One of the ways in which this developing-country mode expressed itself, at least from my child’s point of view, was in the culinary sphere. Nothing could match the fragrant and abundant bakeries replete with their yeasty treats, but when it came to snacks it was pretty much bamba, bisli, the delicately foil-wrapped krembo, or a simple chocolate bar.
And then was halva, the treat that said “Israel.”
In America at the time there was a huge variety of kosher candy and chocolate bars, from Hershey’s to red straw Twizzlers. But the velvety pale crumbly halva was nowhere to be found.
Then a few years ago, halva exploded as the on trend foodie ingredient — both halva and its close cousin, the creamy sesame paste tahini. Talk about worlds colliding!
Here was my primitive halva reaching starring role status in the gourmet food scene.
Yotam Ottolenghi’s brownies with a tahini halva flavored glaze were deemed divine. The New York Times salted chocolate chip tahini cookies — that tahini infusing a good ’ol routine American chocolate chip cookie with a Middle Eastern halva flair — became the new frontier of chocolate chip cookie innovation.
Bon Appetit magazine ran a Chocolate-Tahini Linzer Cookie recipe, showcasing a beautiful, glossy, full page photo of the cocoa shortbreads in square, diamond and tear drop shapes filled with jewel-toned jams inside.
If you weren’t already turned on by the halva-tahini craze, Michael Solomonov of Zahav fame had a Tehina shortbread cookie recipe to add to the collection. And once I was at a Shabbat meal where dessert was Halva blondies, the last piece was literally fought over.

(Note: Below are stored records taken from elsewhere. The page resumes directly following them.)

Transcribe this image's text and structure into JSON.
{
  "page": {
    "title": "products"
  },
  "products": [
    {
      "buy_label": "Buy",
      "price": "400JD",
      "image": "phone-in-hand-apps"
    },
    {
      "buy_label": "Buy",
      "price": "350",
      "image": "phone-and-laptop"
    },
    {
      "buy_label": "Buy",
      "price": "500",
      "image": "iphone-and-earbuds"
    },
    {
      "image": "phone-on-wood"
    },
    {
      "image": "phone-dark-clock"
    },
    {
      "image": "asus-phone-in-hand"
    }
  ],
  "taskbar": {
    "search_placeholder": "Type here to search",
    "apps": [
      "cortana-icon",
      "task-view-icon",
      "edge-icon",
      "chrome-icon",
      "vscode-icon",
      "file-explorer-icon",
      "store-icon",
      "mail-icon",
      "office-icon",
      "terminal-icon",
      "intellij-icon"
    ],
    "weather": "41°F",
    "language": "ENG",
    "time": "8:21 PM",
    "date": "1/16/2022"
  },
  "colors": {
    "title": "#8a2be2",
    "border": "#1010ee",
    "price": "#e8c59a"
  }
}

This elevation of the humble halva’s rise to superstar status has not been limited to America and Europe. In Israel itself, the Halva Kingdom, a halva bar boasting round and domed halva “cakes” of endless flavors such as coffee, chili and pistachio, located in the heart of Jerusalem’s Machane Yehuda Market, has become a tourist stop.

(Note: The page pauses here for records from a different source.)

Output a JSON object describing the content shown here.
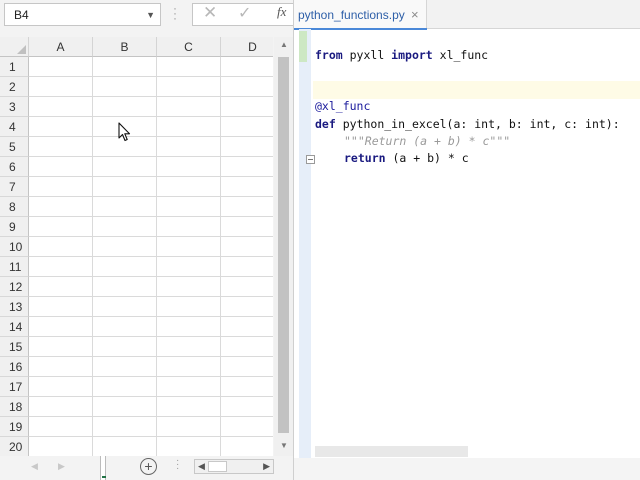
{
  "excel": {
    "name_box": {
      "value": "B4"
    },
    "formula_bar": {
      "cancel_icon": "x-icon",
      "enter_icon": "check-icon",
      "fx_label": "fx",
      "value": ""
    },
    "columns": [
      "A",
      "B",
      "C",
      "D"
    ],
    "rows": [
      "1",
      "2",
      "3",
      "4",
      "5",
      "6",
      "7",
      "8",
      "9",
      "10",
      "11",
      "12",
      "13",
      "14",
      "15",
      "16",
      "17",
      "18",
      "19",
      "20"
    ],
    "selected_cell": "B4",
    "add_sheet_icon": "plus-circle-icon"
  },
  "editor": {
    "tab": {
      "label": "python_functions.py",
      "close": "×"
    },
    "code": {
      "line1": {
        "kw1": "from",
        "text1": " pyxll ",
        "kw2": "import",
        "text2": " xl_func"
      },
      "line2": {
        "decorator": "@xl_func"
      },
      "line3": {
        "kw": "def",
        "text": " python_in_excel(a: int, b: int, c: int):"
      },
      "line4": {
        "docstring": "\"\"\"Return (a + b) * c\"\"\""
      },
      "line5": {
        "kw": "return",
        "text": " (a + b) * c"
      }
    }
  },
  "colors": {
    "excel_green": "#217346",
    "keyword": "#1a1a80",
    "docstring": "#9a9a9a",
    "tab_blue": "#2e5fa8"
  }
}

There’s a whole art to slicing a piece of halva carved from those cakes. I think it’s one of those Israel gifts that the customs and security agents have become accustomed to seeing from Israel travelers.
Halva and tahini have become ubiquitous now, lending a certain validation of my Israeli childhood. It’s cool to have been ahead of a food curve — even if at times I detested it!

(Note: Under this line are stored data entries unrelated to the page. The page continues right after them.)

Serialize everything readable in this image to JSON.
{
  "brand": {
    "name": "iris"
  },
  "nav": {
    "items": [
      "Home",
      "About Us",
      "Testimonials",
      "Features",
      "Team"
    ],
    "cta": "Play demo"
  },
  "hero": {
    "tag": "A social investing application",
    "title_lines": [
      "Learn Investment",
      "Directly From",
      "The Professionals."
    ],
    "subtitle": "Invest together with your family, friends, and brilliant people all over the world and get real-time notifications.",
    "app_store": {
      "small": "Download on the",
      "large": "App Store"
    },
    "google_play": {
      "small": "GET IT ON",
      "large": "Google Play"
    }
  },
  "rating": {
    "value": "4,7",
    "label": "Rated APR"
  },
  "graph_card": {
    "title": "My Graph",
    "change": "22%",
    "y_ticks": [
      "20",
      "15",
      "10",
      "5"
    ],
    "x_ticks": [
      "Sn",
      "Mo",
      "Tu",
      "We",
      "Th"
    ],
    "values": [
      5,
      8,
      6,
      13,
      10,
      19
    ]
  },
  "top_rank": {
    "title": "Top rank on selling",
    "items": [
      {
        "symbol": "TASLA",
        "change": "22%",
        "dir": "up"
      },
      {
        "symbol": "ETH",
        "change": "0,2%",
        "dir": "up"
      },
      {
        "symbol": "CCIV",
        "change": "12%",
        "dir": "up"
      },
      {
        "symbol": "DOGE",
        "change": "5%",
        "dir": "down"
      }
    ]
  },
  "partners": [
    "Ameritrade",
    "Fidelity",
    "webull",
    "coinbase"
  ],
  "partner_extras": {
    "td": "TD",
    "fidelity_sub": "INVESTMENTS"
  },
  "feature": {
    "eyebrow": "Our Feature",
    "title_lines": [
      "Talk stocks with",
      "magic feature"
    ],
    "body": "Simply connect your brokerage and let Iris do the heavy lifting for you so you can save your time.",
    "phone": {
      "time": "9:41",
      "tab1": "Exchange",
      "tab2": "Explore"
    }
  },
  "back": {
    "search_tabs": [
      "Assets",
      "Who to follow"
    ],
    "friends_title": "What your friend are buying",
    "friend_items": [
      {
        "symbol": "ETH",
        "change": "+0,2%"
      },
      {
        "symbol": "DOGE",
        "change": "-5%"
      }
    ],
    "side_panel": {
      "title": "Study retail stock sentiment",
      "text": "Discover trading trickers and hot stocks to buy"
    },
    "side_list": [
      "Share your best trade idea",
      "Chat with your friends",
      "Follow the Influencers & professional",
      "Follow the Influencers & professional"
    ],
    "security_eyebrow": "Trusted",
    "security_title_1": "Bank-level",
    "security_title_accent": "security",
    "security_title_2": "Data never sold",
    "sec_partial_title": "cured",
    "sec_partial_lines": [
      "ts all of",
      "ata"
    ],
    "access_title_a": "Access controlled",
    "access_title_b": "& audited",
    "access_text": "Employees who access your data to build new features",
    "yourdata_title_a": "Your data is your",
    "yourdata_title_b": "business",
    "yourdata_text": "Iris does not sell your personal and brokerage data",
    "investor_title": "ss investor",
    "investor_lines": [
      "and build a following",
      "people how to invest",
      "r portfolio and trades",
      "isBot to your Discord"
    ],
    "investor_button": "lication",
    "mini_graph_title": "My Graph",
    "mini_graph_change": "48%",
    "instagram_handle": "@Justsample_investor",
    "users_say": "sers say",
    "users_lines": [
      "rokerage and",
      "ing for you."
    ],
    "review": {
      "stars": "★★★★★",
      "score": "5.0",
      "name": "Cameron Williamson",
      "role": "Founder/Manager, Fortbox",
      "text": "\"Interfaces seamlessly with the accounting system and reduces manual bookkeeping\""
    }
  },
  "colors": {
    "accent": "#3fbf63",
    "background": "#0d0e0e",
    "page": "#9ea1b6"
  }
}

Then today, I was surveying the pastry shelves at a Whole Foods Market, trying to find new baking ideas, something jumps out at me from the plexiglass case. I take a second look. Can it be?
Ma’amoulim? Did I just see that word?
My eyes follow the shelf beneath the sign touting the vegan quality of the cookies. Sure enough, there were overflowing confectionary dusted ma’amoulim, the Levant’s signature date-filled Sephardic shortbread cookies.
Well, what do you know! Good ma’amoulim are one of the yardsticks by which the talent of a Sephardic “balabusta” is measured. Word is, the secret to the perfect ma’amoulim dough is using boiling hot water.
Startup Nation, indeed. Forget about technology. The current trendiest pastries at Whole Foods and beyond are the stuff of my childhood back when Israel was still a developing country.